Along with dresses from the 1870s, women’s fashion in the 1880s is perhaps the most iconic and well known from the era. The decade was well known for the Aesthetic Costume and Rational Dress Movement movements. Women who followed Aesthetic Costume were in protest of the current fashions, which they found to be ugly. Instead, they wore clothes inspired by the Pre-Raphaelites. Lines became looser as corsets were no longer worn and sleeves were wide instead of tight. The Rational Dress Movement were those who protested against the deforming corset along with the many extra layers of clothing because women were becoming more active. In 1883, the bustle made a reappearance but with a more exaggerated horizontal protrusion in the back of it. Drapery and pleats were moved to the sides or the front panel than in the back, while drapery in the back was lifted up to make poufs. Bodices became shorter and ended above the hips rather than below like in the previous decade. Silhouettes become much slimmer yet again by 1886 though. Sleeves were made thinner and tighter and necklines higher. This created what was considered to be a tailored-look that went even further than it had a few years before.
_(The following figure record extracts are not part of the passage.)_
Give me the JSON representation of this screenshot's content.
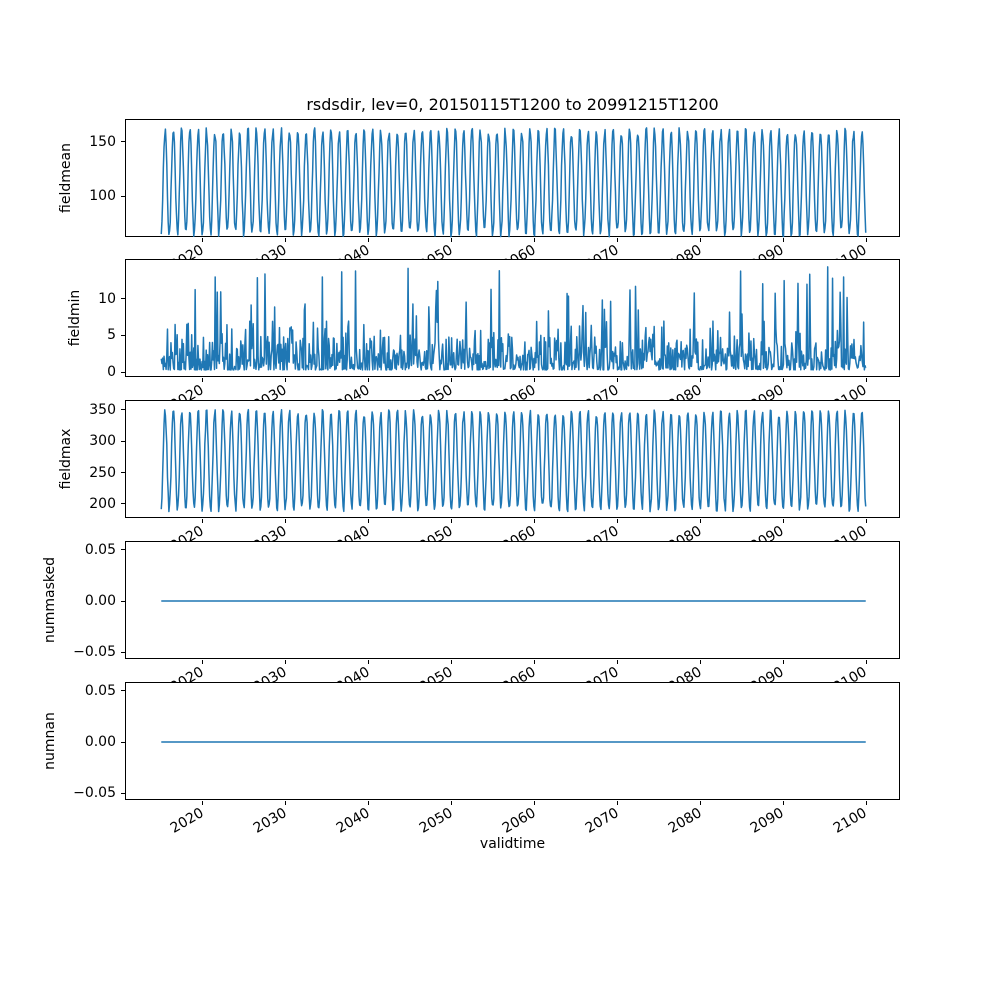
{
  "title": "rsdsdir, lev=0, 20150115T1200 to 20991215T1200",
  "xlabel": "validtime",
  "style": {
    "line_color": "#1f77b4",
    "spine_color": "#000000",
    "text_color": "#000000",
    "background_color": "#ffffff",
    "line_width": 1.5,
    "xtick_label_rotation_deg": 30
  },
  "x_axis": {
    "label": "validtime",
    "tick_values": [
      2020,
      2030,
      2040,
      2050,
      2060,
      2070,
      2080,
      2090,
      2100
    ],
    "tick_labels": [
      "2020",
      "2030",
      "2040",
      "2050",
      "2060",
      "2070",
      "2080",
      "2090",
      "2100"
    ],
    "xlim": [
      2010.79,
      2104.21
    ],
    "data_start": 2015.04,
    "data_end": 2099.96
  },
  "chart_data": [
    {
      "type": "line",
      "ylabel": "fieldmean",
      "ylim": [
        62,
        170
      ],
      "ytick_values": [
        100,
        150
      ],
      "ytick_labels": [
        "100",
        "150"
      ],
      "series": {
        "name": "fieldmean",
        "kind": "seasonal-monthly",
        "seed": 11,
        "points_per_year": 12,
        "baseline": 113,
        "amplitude": 47,
        "peak_year_fraction": 0.5,
        "noise_amplitude": 9,
        "approx_min": 63,
        "approx_max": 170
      }
    },
    {
      "type": "line",
      "ylabel": "fieldmin",
      "ylim": [
        -0.8,
        15.3
      ],
      "ytick_values": [
        0,
        5,
        10
      ],
      "ytick_labels": [
        "0",
        "5",
        "10"
      ],
      "series": {
        "name": "fieldmin",
        "kind": "noisy-spikes",
        "seed": 22,
        "points_per_year": 12,
        "base_range": [
          0.3,
          4.8
        ],
        "medium_spike_range": [
          4.5,
          7.0
        ],
        "rare_spike_range": [
          7.5,
          14.4
        ],
        "medium_spike_prob": 0.08,
        "rare_spike_prob": 0.04,
        "approx_min": 0.1,
        "approx_max": 14.4
      }
    },
    {
      "type": "line",
      "ylabel": "fieldmax",
      "ylim": [
        176,
        364
      ],
      "ytick_values": [
        200,
        250,
        300,
        350
      ],
      "ytick_labels": [
        "200",
        "250",
        "300",
        "350"
      ],
      "series": {
        "name": "fieldmax",
        "kind": "seasonal-monthly",
        "seed": 33,
        "points_per_year": 12,
        "baseline": 269,
        "amplitude": 77,
        "peak_year_fraction": 0.5,
        "noise_amplitude": 14,
        "approx_min": 183,
        "approx_max": 356
      }
    },
    {
      "type": "line",
      "ylabel": "nummasked",
      "ylim": [
        -0.0575,
        0.0575
      ],
      "ytick_values": [
        -0.05,
        0.0,
        0.05
      ],
      "ytick_labels": [
        "−0.05",
        "0.00",
        "0.05"
      ],
      "series": {
        "name": "nummasked",
        "kind": "constant",
        "value": 0.0
      }
    },
    {
      "type": "line",
      "ylabel": "numnan",
      "ylim": [
        -0.0575,
        0.0575
      ],
      "ytick_values": [
        -0.05,
        0.0,
        0.05
      ],
      "ytick_labels": [
        "−0.05",
        "0.00",
        "0.05"
      ],
      "series": {
        "name": "numnan",
        "kind": "constant",
        "value": 0.0
      }
    }
  ]
}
Crinolines and bustles were no longer in use by 1890. Waists were still kept small and slim and skirts flared from them naturally, creating more of a bell shape when tightened around the hips. Necklines were kept high like in the 1880s but sleeves puffed out and peaked at the top of the shoulders. By 1894 though, sleeves had become smaller again. Large sleeves had to have cushions to make sure they were kept in place, hence why they slowly became less and less popular over the course of the decade. Tailored jackets were worn when sleeves became smaller. These jackets actually helped to improve posture and confidence.
There are many other types of dress worn during the time period such as riding habits or ball gowns and accessories like fans or even how hair was styled. Still, Victorian fashion continues to be well known and iconic, especially during the later period like 1870s and 1880s. It was a time when fashion, along with many other things, was constantly evolving.